Note:
The observed behavior is correct, but may at first be surprising; it was to me, and I think it may be to others as well - though probably not to those intimately familiar with regex engines.
The repeatedly suggested duplicate, Regex lookahead, lookbehind and atomic groups, contains general information about look-around assertions, but does not address the specific misconception at hand, as discussed in more detail in the comments below.
Using a greedy, by definition variable-width subexpression inside a positive look-behind assertion can exhibit surprising behavior.
The examples use PowerShell for convenience, but the behavior applies to the .NET regex engine in general:
This command works as I intuitively expect:
# OK:
# The subexpression matches greedily from the start up to and
# including the last "_", and, by including the matched string ($&)

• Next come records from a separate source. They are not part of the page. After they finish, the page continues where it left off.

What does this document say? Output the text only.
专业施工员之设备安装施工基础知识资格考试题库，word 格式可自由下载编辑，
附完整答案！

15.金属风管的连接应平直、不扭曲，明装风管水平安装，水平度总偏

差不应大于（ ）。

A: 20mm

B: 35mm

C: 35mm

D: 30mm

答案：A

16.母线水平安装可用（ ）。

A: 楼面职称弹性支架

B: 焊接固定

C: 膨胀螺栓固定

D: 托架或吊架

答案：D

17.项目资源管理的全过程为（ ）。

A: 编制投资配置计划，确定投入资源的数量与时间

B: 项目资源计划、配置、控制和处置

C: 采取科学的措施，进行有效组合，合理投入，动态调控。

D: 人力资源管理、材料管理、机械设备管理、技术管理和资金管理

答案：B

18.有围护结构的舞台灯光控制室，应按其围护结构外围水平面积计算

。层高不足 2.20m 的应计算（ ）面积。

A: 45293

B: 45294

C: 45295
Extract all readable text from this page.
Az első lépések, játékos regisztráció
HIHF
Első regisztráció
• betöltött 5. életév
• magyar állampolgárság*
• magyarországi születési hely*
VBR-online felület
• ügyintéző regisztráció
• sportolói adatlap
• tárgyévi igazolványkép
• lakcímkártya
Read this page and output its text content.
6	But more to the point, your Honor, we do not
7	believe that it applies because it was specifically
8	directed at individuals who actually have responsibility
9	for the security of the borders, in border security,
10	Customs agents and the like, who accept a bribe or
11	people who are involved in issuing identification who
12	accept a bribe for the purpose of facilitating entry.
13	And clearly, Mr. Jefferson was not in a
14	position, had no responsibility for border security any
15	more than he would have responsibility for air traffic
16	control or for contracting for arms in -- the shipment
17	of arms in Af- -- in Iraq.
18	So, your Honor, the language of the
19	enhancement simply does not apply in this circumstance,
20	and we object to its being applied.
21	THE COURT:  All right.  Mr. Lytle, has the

# in the replacement string, effectively inserts "|" there - and only there.
PS> 'a_b_c' -replace '^.+_', '$&|'
a_b_|c
The following command, which uses a positive look-behind assertion, (?<=...)
, is seemingly equivalent - but isn't:
# CORRECT, but SURPRISING:
# Use a positive lookbehind assertion to *seemingly* match
# only up to and including the last "_", and insert a "|" there.
PS> 'a_b_c' -replace '(?<=^.+_)', '|'
a_|b_|c # !! *multiple* insertions were performed
Why isn't it equivalent? Why were multiple insertions performed?